Master of his universe
Having conquered the restaurant world, Michelin maestro Joel Robuchon shares with Robb Report his ambitious next step, Michelin’s Singapore debut and what he thinks we’ll all be eating tomorrow.
I’m opening a new cooking school because it has always been very important to one day transmit all the knowledge I’ve received. I don’t want it to be very formal. What I want is for this school to offer a transmission of sorts between master and disciple. It will show the reality of the day-to-day operations behind a restaurant and hotel. The hotel will have 22 suites designed by Pierre-Yves Rochon, who designed all of my restaurants. These will be the most exclusive suites you can find – very high quality ones for a school and something you won’t find anywhere else. There’ll be a gastronomic restaurant, a brasserie-style restaurant and a trendy restaurant like L’Atelier.
It’s a huge project with an investment of around €65 million (S$99 million). The school will receive 1,500 students per year. It’s not a traditional one in the sense that there’s someone standing at a blackboard explaining things. Instead, you’re surrounded by very skilled people who will help you learn.
The school will be in Montmorillon, in the monastery where I studied to be a priest. I was supposed to continue my studies there but I decided to quit and become a chef. Bordeaux has become a beautiful city with a new dynamic. It’s always had a very bourgeois atmosphere but was missing a top level restaurant for many years. When (French wine magnate) Bernard Magrez offered me the opportunity in La Grande Maison, I saw the chance to create one of the world’s best restaurants here. Bernard is a real aesthete and can spend a lot buying beautiful paintings from Jean Dufy and many other famous painters. He also bought a 2,000-year-old olive tree and placed it in the garden. It’s not everywhere I can have such an environment to receive my guests in. The maison only has six suites but we’re planning to open five or six more in a nearby extension.

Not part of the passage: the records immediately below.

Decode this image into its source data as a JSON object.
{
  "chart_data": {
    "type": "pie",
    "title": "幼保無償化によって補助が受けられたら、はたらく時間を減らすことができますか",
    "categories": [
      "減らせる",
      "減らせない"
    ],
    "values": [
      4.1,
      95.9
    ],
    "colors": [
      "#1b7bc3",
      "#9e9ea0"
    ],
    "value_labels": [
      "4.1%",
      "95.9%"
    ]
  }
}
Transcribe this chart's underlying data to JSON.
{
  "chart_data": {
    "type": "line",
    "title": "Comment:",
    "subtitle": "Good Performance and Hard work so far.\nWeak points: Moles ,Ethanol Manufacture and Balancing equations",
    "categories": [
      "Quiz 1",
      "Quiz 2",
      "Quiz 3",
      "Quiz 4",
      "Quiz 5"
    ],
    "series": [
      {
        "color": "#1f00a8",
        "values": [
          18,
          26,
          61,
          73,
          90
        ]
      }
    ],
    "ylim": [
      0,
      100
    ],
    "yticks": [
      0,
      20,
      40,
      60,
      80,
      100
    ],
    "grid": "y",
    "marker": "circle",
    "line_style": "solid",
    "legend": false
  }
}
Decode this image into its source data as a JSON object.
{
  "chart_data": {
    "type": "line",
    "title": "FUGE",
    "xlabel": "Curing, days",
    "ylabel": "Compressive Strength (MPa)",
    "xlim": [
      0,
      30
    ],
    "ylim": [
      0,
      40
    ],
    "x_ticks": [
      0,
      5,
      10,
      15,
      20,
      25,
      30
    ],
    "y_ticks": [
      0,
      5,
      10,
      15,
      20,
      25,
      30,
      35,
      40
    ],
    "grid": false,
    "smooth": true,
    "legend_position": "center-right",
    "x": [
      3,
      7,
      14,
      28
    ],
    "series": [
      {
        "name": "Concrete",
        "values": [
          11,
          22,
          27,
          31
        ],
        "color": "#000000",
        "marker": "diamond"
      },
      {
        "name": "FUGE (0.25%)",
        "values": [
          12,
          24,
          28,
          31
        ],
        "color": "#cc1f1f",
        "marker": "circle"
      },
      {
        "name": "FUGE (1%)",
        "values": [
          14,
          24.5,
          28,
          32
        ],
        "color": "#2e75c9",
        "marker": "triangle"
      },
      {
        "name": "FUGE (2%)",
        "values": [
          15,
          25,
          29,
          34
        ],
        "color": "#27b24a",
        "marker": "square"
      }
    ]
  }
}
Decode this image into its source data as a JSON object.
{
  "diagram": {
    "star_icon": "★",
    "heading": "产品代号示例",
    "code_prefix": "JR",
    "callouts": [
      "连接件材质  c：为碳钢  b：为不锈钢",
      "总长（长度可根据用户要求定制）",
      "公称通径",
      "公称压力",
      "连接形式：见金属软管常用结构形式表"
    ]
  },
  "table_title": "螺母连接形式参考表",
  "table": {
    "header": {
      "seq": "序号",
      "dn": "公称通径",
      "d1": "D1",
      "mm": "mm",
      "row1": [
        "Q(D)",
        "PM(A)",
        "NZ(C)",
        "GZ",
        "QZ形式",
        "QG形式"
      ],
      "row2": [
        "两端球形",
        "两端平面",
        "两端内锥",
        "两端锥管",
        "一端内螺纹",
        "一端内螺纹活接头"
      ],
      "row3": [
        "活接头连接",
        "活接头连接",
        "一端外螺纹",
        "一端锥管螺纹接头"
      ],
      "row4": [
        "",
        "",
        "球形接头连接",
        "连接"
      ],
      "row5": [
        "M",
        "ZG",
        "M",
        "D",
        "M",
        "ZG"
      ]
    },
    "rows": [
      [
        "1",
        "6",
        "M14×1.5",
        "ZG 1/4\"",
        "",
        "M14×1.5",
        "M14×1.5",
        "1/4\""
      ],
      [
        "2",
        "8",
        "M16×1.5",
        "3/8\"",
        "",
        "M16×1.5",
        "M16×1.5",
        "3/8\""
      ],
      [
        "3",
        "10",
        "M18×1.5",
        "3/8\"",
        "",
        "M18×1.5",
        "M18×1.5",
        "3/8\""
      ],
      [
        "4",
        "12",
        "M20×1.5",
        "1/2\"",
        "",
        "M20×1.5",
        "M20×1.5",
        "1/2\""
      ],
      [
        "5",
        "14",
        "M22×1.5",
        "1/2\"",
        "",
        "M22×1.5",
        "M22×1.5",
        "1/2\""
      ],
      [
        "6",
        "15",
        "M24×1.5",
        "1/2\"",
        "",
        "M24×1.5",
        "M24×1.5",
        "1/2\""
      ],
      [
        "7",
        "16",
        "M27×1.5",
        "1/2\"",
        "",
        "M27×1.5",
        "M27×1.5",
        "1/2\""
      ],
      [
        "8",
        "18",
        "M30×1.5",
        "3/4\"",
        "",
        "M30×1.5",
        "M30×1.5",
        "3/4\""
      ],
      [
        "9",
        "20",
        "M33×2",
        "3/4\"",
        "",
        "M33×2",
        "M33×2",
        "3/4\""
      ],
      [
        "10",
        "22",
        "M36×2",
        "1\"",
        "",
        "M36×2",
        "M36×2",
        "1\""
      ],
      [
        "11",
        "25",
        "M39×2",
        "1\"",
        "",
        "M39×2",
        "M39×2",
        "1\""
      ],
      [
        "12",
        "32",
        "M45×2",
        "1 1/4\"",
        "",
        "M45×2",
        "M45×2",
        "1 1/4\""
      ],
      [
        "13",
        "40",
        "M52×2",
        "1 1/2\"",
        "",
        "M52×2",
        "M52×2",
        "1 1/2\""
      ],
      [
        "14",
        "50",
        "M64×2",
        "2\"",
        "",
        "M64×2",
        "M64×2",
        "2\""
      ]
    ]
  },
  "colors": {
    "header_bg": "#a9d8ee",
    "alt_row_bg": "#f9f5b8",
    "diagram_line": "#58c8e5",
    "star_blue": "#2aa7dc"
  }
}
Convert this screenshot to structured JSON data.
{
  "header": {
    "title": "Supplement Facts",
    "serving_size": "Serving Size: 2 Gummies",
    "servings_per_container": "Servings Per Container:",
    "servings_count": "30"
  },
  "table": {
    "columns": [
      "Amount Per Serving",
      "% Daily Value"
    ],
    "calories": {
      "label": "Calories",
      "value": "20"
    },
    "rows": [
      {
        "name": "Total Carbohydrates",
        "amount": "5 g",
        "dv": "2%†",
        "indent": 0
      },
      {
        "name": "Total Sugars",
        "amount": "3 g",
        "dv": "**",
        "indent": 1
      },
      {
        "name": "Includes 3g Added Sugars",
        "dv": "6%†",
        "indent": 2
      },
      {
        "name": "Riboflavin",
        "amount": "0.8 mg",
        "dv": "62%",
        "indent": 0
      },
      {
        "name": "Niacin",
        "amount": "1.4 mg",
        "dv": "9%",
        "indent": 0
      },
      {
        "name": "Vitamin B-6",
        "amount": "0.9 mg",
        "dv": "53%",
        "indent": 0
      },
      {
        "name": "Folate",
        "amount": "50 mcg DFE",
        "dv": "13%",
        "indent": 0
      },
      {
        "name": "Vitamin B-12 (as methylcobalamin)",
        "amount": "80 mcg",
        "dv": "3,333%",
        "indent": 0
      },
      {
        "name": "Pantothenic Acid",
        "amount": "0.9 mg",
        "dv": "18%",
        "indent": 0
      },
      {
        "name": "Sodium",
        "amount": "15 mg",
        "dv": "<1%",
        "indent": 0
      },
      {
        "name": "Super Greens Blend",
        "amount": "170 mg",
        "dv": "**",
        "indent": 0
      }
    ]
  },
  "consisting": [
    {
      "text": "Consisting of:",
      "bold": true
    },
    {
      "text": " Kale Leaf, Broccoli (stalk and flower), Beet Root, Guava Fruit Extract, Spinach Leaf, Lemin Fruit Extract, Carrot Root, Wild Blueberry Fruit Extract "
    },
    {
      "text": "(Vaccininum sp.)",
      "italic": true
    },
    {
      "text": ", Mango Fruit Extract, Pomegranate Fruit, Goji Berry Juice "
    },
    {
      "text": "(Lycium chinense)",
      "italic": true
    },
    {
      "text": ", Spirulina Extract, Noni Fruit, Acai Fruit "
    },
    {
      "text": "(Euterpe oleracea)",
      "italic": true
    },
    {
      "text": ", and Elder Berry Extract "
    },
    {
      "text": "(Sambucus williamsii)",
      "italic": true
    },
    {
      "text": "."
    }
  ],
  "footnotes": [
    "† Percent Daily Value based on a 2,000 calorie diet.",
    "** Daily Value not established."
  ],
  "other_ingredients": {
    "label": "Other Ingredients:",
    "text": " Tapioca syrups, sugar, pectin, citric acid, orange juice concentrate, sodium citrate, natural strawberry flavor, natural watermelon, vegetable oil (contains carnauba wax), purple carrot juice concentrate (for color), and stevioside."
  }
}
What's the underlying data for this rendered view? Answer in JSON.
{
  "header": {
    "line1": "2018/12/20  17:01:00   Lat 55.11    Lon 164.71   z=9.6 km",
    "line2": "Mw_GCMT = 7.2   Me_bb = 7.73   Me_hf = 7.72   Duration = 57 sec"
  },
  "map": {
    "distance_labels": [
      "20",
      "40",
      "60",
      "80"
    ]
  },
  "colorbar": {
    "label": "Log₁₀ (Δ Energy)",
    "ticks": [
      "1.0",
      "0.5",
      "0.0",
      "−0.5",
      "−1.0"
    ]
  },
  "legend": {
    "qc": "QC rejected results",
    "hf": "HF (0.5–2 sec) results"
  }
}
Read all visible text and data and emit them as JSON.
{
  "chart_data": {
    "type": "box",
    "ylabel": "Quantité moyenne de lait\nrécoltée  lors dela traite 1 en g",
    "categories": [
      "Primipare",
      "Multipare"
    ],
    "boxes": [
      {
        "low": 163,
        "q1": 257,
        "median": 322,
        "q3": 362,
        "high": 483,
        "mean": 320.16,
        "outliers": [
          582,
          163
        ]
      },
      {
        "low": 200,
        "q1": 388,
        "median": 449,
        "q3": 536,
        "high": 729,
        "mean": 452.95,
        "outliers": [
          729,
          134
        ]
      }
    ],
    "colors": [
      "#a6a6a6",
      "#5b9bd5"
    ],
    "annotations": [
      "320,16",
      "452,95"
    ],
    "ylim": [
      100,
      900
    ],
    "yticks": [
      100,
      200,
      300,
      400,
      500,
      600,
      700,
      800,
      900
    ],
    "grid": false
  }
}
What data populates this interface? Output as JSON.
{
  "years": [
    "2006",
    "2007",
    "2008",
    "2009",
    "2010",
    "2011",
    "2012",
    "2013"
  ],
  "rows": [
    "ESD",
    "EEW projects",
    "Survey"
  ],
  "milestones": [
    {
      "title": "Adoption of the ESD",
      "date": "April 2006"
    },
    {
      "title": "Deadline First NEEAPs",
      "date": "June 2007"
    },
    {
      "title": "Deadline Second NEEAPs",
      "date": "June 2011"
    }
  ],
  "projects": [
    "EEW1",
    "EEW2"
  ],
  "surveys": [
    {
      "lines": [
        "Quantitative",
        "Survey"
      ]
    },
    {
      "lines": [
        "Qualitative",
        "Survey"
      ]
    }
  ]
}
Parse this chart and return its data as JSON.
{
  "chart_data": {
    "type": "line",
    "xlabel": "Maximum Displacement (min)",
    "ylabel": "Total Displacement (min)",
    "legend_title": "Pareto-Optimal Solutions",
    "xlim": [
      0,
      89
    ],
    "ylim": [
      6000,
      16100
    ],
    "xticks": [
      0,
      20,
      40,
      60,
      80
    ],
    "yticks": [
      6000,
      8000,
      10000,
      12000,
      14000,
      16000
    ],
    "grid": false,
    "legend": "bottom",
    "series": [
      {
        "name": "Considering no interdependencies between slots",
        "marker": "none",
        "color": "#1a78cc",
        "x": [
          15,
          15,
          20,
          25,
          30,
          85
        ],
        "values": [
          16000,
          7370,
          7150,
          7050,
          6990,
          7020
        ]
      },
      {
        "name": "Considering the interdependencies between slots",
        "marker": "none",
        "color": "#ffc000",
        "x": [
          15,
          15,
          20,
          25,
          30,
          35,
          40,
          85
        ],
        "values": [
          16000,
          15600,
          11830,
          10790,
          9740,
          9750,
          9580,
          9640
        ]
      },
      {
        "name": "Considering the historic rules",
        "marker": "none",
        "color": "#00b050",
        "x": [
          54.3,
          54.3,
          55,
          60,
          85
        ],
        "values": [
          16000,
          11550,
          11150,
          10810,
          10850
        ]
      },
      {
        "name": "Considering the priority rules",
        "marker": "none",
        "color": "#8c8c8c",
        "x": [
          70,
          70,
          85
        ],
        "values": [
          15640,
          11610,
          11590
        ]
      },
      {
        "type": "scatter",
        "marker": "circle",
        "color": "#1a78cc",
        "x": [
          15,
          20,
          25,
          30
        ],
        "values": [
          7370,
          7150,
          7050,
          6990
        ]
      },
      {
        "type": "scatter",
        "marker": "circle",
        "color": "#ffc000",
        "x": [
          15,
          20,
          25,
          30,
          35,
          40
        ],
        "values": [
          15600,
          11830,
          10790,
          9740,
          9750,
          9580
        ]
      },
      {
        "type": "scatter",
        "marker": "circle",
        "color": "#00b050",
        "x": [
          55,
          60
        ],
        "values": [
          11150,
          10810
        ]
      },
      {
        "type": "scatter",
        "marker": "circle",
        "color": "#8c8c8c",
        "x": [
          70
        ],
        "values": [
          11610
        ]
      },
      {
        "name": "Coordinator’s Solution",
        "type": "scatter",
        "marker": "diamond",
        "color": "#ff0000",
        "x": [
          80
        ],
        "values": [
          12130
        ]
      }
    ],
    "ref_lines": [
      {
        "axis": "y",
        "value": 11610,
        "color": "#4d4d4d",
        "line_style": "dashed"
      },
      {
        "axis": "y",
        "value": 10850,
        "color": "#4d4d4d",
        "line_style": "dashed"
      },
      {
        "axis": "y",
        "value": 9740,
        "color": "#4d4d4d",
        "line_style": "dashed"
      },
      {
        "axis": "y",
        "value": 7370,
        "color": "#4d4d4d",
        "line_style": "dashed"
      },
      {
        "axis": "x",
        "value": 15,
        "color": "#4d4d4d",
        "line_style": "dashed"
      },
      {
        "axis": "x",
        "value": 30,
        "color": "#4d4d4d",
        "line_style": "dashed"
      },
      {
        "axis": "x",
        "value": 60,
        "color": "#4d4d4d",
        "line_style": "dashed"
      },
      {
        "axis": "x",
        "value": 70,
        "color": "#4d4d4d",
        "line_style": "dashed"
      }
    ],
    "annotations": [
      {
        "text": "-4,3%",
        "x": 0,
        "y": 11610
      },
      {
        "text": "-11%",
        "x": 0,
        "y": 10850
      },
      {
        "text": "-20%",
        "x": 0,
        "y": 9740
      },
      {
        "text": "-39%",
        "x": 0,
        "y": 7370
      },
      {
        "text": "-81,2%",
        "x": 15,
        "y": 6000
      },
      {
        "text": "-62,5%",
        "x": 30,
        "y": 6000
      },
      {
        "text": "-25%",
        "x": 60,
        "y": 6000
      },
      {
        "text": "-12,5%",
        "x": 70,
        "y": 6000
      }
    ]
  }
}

French cuisine has always been a cycle and evolution of flavours. We had nouvelle cuisine in the 1970s and 1980s, then fusion in the 1990s, and thereafter it was molecular cuisine. I think we’re going back to our roots and focusing on getting all the flavours out of good ingredients – I believe this will be the future too.
I’ve experienced Michelin’s arrival in a new country many times. People may not understand the guide when it’s first published. Famous restaurants may not be highly ranked while lesser known ones may do very well. After a while, people will trust the quality of Michelin’s selection. For example, I remember when the guide was introduced in Hong Kong and Lung King Heen, the Cantonese restaurant in the Four Seasons Hotel, was ranked three stars. At first, the locals were very surprised but after five or six years, if you ask where to enjoy very high quality Chinese food in Hong Kong, everyone will suggest you go to the Four Seasons.
There’s no perfect guide but Michelin certainly is one of the most serious and has considerable influence. When I opened my restaurant in MGM Grand in Las Vegas, it was difficult to attract customers. But after it received three stars in the guide, it was full the next day, and has been full since. Although the guide is just one part of Michelin’s business, I find it the most honest and accurate.
My most iconic dish is my mashed potato. Everybody asks me for it, no matter where I am in the world. It’s very difficult to enjoy such renown and impact with such a simple ingredient and dish.
Acclaimed French chef and restaurateur Joel Robuchon leads the world's fine-dining scene with over a dozen restaurants in leading cities of the world, with 25 Michelin stars shared among them. He is most known for pushing for more authentic French cuisine, making sure that each ingredient retains its taste.